Arguing that the people of Quebec had a moral duty to oppose the King and demand the rights promised them, Jay wrote:

You certainly will not permit the infamy and disgrace of such pusillanimity to rest on your own heads, and the consequences of it on your children forever. (emphasis added)

Jay then wrote, in a less-than-subtle attempt to goad the Quebecois into accepting the letter’s position, that the colonies were steadfast in their determination “that posterity shall never reproach us with having brought slaves into the world.”

Translation: The King is making slaves of you and your kids by withholding certain rights.  Are you going to do something, or are you going to let your children continue to suffer as slaves?  As for us, we’re not going to let history criticize us for bringing not standing up for our children and ending their slavery to the King.  (Implied) We love our children too much not to oppose such injustices.
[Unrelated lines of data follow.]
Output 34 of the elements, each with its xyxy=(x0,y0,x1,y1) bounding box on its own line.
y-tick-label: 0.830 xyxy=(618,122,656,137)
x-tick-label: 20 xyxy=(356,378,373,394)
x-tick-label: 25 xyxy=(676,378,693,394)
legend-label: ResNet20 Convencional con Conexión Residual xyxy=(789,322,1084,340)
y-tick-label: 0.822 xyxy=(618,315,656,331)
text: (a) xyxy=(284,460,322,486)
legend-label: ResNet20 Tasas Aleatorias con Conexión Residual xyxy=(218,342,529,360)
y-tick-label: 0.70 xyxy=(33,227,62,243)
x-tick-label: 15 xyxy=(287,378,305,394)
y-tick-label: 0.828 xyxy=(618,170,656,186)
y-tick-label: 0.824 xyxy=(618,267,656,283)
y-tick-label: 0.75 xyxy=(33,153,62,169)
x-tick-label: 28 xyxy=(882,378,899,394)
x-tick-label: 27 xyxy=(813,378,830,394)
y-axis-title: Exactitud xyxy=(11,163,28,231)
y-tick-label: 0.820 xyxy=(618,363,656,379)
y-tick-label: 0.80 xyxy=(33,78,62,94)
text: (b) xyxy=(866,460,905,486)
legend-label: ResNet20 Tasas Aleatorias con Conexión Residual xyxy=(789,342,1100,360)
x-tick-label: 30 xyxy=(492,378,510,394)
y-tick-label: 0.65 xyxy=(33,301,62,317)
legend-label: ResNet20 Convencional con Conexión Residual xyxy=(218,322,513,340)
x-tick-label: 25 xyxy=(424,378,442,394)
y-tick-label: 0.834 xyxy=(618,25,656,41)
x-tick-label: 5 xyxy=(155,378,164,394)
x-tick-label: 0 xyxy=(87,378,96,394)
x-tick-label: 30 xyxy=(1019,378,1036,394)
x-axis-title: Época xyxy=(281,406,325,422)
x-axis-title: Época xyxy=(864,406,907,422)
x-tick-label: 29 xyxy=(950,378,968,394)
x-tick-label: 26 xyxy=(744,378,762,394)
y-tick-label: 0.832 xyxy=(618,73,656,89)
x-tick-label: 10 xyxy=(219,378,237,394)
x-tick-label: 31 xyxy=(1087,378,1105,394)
In short, Jay was using the “OH, WON’T SOMEONE THINK OF THE POOR CHILDREN?!” cry to try to rally support for the colonies’ position.  It was necessary to use this emotional plea because the first, less dramatic letter had already failed to garner the Canadian support the Continental Congress had hoped for.

I mention all of this background for two reasons: so you know what John Jay was NOT saying, which was anything about some form or facet of American government making slaves of the colonists (nor could he be, as the Constitution and, indeed, the Revolutionary War were still off in the future), and so you may note the idiocy of using John Jay’s position in this letter to support some idea about the Founding Fathers specifically opposing actions similar to those of President Obama.

The quote, simply put, has nothing to do American governance at all.

Bachmann didn’t let this pesky fact derail her, however.  No sir, she kept right on with the quoting and the hyperbole:

“I think this describes so well where we are right now,” Bachmann said before reading an excerpt from C.S. Lewis: “‘Of all tyrannies, a tyranny sincerely exercised for the good of it victims may be the most oppressive. It would be better to live under a robber baron than under omnipotent moral busybodies… .’”Bachmann urged the room to not only vote in constitutional conservatives like herself but also to make certain to implore their congressional delegation to vote them into leadership positions.

[***]

Such a leadership, Bachmann said, would be able to implement a conservative shift in government that could, among many things, rein in federal spending.

So, if I am following the Representative correctly, the only way to combat the tyranny of things like deficit spending and stimulus packages and whatnot is to elect Republican candidates.  You know, the people who in eight years of control (six years of total control) brought you two wars, both of which are still ongoing; the largest attack on civil liberties in decades; torture; and the largest loss of wealth since the Great Depression.

The same Republicans who, post 9/11, lumped everyone into two groups — “Republican” and “hates America” — and who, if a Democrat had misconstrued a Founding Father’s quote in order to make a comment about George W. Bush turning us into a nation of slaves while John Ashcroft & Friends were listening in on your phone calls, would have screamed bloody murder about “emboldening terrorists” and “not being patriotic.”

These are the people who are going to “save” us from being slaves to an administration that is trying to fix a lot of the problems they caused in the first place?  If that’s the case, slavery sounds like the better alternative.